Causal learning focuses on uncovering cause-and-effect relationships, while predictive analytics identifies patterns to forecast future outcomes. Causal models help you understand why something happens — not just when it will happen.

Knowing the true drivers of outcomes allows businesses to make confident decisions. It helps avoid acting on misleading correlations, ensures strategies are effective, and improves the ROI of interventions like marketing campaigns or policy changes.

You notice that every time your marketing spend increases, sales go up — but so does the overall market demand (e.g., seasonal trend or holiday period). Causal learning helps disentangle this by identifying whether it's really the marketing spend causing the lift, or if both are influenced by a third factor (like holidays). A causal model may reveal that the incremental lift from marketing is actually much smaller than assumed.

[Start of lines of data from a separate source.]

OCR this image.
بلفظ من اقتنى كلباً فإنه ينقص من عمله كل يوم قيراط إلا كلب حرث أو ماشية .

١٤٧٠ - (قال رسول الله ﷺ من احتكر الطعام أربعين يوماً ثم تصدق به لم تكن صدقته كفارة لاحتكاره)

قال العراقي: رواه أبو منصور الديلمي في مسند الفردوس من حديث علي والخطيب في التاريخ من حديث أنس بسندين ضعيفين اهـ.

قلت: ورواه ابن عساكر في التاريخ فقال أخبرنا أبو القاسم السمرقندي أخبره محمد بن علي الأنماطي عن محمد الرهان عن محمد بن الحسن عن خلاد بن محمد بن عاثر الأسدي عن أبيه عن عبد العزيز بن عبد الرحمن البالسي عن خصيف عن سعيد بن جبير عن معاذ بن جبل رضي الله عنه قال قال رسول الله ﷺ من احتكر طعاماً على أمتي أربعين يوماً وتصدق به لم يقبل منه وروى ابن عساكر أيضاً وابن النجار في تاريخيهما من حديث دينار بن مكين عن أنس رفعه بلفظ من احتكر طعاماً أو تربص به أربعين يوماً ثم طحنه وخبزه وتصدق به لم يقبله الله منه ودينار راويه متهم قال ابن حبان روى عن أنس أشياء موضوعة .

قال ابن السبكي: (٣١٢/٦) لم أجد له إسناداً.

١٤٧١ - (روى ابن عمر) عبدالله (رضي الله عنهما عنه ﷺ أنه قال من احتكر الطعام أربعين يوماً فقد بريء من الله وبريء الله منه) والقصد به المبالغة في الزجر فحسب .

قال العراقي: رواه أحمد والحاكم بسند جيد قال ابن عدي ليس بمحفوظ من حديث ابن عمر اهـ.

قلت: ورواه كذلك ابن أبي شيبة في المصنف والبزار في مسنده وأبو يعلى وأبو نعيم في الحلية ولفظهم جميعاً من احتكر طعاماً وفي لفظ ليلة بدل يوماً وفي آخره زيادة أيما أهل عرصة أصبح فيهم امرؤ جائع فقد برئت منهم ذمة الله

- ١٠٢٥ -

After launching an employee training program, revenue increases — leading to the assumption that training caused the growth. Using causal inference, you may find that a new product launch or an uptick in ad spending happened around the same time, and these had more direct impact on revenue.

A price drop appears to correlate with higher satisfaction scores, implying that lower prices improve customer experience. Causal learning may reveal that customers drawn in by price are different (e.g., more price-sensitive, less brand loyal), and that satisfaction was actually driven by faster delivery or better support introduced at the same time.

We typically use structured business data (e.g., CRM, sales, operational data) along with domain knowledge. The more complete and consistent your historical data, the better the causal insights.

Yes — causal AI isn’t just for large enterprises. With the right approach and expert modeling, SMBs can use it to optimize decisions and uncover value in areas like operations, pricing, HR, and customer experience.

Causal learning is a modern approach that learns to make predictions based on cause-and-effect relationships. Given another cause or a new effect the question "what if" can be answered.

Causal inference is the process of indentifying and measuring causal effects through statistical methods, theoretical frameworks and domain knowledge while accounting for confounding effects, potential biases, and the limitations of observational data.

Consider the association between drinking coffee and heart disease. Many people that drink coffee may smoke and smokers who drink coffee may smoke more cigarettes. Smoking is a confounding variable. The increase in heart disease may be due to smoking and not the coffee.